ATATÜRK VE TARIM
l
MART 1922'DE 3. TOPLANMA YILINI AÇIŞ SÖYLEVLERİNDE TARIMLA İLGİLİ KISIMLAR
“Türkiye’nin Sahibi
Hakikisi ve Efendisi, Hakiki Müstahsil Olan Köylüdür.”
"Türkiye'nin
sahibi ve efendisi, kimdir (köylüler sadaları)
Bunun
cevabını derhal birlikte verelim:
Türkiye'nin
sahibi hakikisi ve efendisi, hakiki müstahsil (üretici) olan köylüdür (şiddetli ve sürekli alkışlar).
O halde,
herkesten daha çok refah, saadet ve servete müstahak ve lâyık olan köylüdür
(şiddetli ve sürekli alkışlar).
Binaenaleyh,
Türkiye Büyük Millet Meclisi Hükümetinin siyaset-i İktisadiyesi bu gaye-i
asliyeyi istihsale matuftur.
(Türkiye Büyük Millet Meclisi Hükümetinin
ekonomi siyaseti bu temel gayeyi elde etmeye yönelmiştir.)
Efendiler!
Diyebilirim
ki bugünkü felâket ve sefaletin bais-i yegânesi bu hakikatin gafili bulunmuş olmamızdır.
Filhakika;
yedi asırdan beri cihanın muhtelif aktarına sevk ederek, kanlarını akıttığımız,
kemiklerini topraklarında bıraktığımız ve yedi asırdan beri emeklerini
ellerinden alıp israf eylediğimiz ve buna mukabil daima tahkir (aşağılama, onur
kırma) ve tezlil (azaltma, indirme) ile mukabele ettiğimiz ve bunca fedakârlık
ve İhsanlarına karşı nankörlük, küstahlık, cebbarlıkla (zorlayıcılıkla) uşak
menzilesine İndirmek istediğimiz bu sahib-i aslinin huzurunda bugün kemali
hicap (utanç) ve ihtiramla (saygıyla)vaz'ı (konma, konum) hakikimizi alalım (şiddetli alkışlar).
Efendiler!
Milletimiz
çiftçidir. Milletin çiftçilikteki mesaisini asri tedabir-i (çağdaş tedbir)
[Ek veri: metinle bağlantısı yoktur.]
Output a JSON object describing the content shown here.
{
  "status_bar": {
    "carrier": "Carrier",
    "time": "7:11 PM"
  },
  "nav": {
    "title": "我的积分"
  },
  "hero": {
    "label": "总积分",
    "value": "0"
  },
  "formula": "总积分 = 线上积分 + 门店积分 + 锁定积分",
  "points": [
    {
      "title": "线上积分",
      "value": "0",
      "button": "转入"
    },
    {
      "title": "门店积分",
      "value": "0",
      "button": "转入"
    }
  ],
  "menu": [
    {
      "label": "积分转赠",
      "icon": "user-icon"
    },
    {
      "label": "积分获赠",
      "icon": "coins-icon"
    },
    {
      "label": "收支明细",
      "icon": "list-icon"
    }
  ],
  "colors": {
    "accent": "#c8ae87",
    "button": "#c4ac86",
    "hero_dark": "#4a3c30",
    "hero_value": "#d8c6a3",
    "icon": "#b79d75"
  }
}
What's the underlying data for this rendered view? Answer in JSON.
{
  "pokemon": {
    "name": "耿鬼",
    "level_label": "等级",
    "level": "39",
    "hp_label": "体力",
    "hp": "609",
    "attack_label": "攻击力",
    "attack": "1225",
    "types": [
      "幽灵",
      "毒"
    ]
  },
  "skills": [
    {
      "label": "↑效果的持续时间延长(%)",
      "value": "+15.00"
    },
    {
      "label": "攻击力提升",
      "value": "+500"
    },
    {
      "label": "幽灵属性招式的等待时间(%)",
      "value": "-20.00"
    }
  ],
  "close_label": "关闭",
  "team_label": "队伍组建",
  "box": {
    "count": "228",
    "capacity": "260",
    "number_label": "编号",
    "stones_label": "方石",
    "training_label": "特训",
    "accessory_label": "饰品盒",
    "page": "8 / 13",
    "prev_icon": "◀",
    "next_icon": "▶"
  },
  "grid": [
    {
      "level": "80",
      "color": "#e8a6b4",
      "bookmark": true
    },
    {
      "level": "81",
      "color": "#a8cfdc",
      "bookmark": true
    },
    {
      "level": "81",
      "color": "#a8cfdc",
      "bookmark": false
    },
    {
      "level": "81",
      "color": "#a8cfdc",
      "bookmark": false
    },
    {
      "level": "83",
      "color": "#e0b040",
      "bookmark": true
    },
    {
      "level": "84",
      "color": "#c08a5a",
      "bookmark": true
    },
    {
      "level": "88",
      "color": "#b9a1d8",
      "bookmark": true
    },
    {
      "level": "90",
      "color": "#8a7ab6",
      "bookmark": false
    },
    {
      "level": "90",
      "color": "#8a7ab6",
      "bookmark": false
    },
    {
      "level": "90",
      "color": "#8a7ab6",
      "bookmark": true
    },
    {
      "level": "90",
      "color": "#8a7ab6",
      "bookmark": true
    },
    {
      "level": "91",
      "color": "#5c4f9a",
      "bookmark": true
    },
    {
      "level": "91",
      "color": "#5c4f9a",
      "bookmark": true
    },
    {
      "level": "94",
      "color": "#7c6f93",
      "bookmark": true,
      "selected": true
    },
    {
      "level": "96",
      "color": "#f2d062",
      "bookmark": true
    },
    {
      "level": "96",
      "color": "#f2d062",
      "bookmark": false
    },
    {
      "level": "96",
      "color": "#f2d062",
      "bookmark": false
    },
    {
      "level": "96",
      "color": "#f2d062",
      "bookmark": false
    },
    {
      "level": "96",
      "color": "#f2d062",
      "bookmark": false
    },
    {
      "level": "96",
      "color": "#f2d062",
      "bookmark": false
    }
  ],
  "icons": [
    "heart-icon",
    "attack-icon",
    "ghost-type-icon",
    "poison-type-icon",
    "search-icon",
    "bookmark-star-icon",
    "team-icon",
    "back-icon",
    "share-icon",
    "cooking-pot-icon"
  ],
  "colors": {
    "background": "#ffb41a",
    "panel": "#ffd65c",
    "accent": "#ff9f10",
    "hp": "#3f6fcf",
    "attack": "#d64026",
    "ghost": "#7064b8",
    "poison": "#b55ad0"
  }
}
iktisadiye ile haddi âzamiye isal etmeliyiz.(azamiye ulaştırmalıyız) Köylünün
metayiç ve semerat-ı mesaisini (fayda, kâr)
kendi menfaati lehine haddi âzamiye
iblâğ etmek siyaset-i İktisadiyemizin ruhu esasidir. Binaenaleyh, bir taraftan
çiftçinin mesaisini tezyid (artırma,çoğaltma) edecek ve müsmir (verimli) kılacak
malûmat (bilgi), vesait (araç,vasıta) ve alâtı fenniyenin (fenni aletler) istimal (kullanma) ve tamimine (genelleştirme,genelge) ve diğer
taraftan onun netayic-i mesaisinden (mesai sonucu) âzami istifadesini temin
eyliyecek tedabir-i İktisadiyenin vaz'ına çalışmak lâzımdır. Şimdiye kadar
mevcut olan yolsuzluk, asri vesait-i nakliyenin mefkudiyeti,( bulunmama yokluk)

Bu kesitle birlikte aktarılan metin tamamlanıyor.